Ellen walks in footsteps of uncle killed in WW1

31 December 2014

A KILLINCHY teenager has retraced the final footsteps of her great great uncle who lost his life on the first day of the Battle of the Somme. Ellen Tate travelled to the battlefields of the Great War in Belgium and France as part of a history and French trip organised by Down High School to mark the centenary of the outbreak of World War One.

During the trip, Ellen paid a poignant visit to the graveside of her lost uncle James Tate, from Killinchy.

James was a sergeant in the 13th Battalion of the Royal Irish Rifles after enlisting as a 17-year-old without the knowledge of his parents.

Before the war, he had joined the Ulster Volunteer Force, which pledged to resist the onset of Home Rule.

James was one of a family of five and his two brothers, John and Joseph, remained at home to look after affairs on the family farm.

After a period of training on the Clandeboye Estate near Bangor, he continued his military preparation at a large military camp established by Lord Kitchener, the Secretary of State for War, in Sussex.

James’s battalion was despatched to the Front in October 1915. Tragically, like so many of his colleagues, he was killed on the opening day of the Battle of the Somme and lies buried in Serre Road Cemetery Number 1.

During her trip, Ellen discovered that this graveyard is close to the spot from where Ulstermen launched their assault on German positions on the high ground of the Schwaben Redoubt.

In a scenario all too familiar, James left behind a wife, Grace Tate (née Brown), who was pregnant with the couple’s first child.

The trip to the Somme was something of a pilgrimage for Ellen who said that despite the passage of time she felt a genuine personal connection when she visited her great great uncle’s grave.

“The story of my relative made this tour a very personal experience, which has made me eager to learn even more about the Great War and the part played in it by so many people from home,” she said.

“The huge number of cemeteries, not to mention the long list of the names of the missing, really brought home the reality of war.

“It was particularly moving when a representative from the Somme Association pointed out the terrain where James Tate and many others fought.

“I feel very humbled to have been there.”

Following the trip, Mr. Keith Williamson, from Down High School’s history department, said he had been on a number of trips to the Great War battlefields.

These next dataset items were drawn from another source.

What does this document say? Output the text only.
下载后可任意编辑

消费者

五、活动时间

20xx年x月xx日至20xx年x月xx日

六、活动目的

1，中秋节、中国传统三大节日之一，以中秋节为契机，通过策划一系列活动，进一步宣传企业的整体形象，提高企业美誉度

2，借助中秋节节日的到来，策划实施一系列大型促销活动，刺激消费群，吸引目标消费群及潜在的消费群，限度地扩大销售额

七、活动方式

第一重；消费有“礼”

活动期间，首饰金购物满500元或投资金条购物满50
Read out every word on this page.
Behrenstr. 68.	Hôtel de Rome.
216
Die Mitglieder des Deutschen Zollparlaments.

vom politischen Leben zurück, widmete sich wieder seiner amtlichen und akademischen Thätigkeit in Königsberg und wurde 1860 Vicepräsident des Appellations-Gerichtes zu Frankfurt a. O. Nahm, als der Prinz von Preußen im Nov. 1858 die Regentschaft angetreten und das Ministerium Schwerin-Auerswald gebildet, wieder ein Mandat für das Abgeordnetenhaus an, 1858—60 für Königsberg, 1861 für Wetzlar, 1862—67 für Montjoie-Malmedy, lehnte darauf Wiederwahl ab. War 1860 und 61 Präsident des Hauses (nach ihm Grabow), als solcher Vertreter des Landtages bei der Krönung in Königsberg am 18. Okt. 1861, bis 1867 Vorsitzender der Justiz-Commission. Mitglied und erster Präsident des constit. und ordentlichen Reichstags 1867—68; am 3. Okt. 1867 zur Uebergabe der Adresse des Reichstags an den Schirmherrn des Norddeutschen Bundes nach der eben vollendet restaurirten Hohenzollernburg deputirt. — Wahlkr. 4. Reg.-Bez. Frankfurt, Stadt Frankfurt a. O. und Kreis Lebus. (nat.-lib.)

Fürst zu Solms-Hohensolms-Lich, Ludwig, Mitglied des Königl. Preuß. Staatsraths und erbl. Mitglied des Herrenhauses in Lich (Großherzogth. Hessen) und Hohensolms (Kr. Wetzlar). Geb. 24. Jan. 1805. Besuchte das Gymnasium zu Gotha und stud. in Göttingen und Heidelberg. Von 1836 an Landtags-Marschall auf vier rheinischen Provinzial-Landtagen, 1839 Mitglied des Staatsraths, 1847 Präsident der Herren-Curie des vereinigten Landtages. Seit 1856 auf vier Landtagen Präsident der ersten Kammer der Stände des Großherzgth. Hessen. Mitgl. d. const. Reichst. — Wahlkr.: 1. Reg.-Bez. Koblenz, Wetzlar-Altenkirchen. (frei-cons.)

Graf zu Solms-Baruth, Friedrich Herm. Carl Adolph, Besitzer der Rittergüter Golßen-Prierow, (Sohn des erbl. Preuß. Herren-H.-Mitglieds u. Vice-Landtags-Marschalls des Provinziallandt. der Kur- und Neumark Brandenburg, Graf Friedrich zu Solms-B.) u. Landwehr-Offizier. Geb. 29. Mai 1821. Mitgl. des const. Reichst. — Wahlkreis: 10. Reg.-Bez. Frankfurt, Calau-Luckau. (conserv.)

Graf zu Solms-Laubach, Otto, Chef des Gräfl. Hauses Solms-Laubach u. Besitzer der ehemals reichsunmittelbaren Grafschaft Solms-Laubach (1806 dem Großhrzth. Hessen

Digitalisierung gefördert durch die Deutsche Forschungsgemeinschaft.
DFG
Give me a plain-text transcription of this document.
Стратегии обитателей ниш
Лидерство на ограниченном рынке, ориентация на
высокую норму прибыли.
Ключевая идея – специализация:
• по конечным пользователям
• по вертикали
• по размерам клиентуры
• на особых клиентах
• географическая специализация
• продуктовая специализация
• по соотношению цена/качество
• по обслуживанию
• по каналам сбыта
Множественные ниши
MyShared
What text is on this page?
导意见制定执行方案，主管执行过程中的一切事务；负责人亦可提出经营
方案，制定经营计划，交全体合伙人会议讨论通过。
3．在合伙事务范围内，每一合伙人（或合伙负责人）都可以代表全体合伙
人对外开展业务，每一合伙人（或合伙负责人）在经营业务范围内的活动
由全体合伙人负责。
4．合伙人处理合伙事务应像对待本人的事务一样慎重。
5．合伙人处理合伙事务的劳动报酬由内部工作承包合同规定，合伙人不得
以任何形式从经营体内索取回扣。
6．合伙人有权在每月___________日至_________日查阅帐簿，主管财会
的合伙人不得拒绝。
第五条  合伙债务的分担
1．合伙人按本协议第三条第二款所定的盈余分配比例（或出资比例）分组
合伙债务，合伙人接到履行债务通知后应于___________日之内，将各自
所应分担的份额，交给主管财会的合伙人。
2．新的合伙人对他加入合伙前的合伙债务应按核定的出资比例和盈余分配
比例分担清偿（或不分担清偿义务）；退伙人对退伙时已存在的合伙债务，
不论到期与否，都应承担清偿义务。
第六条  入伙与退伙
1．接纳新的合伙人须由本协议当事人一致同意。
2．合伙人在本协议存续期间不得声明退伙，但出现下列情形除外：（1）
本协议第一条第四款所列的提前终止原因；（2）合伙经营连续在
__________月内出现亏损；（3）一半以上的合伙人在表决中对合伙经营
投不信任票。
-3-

“I never cease to be struck by the powerful impact that the endless rows of war graves, memorials to the Missing and battle-scarred terrain still has on our young people today, a century after this war was unleashed,” he said.

 

“We live in an age that does not always value quiet reflection, but there is a poignancy and dignity that our pupils experience on these visits that reaches deep into our collective and shared humanity.”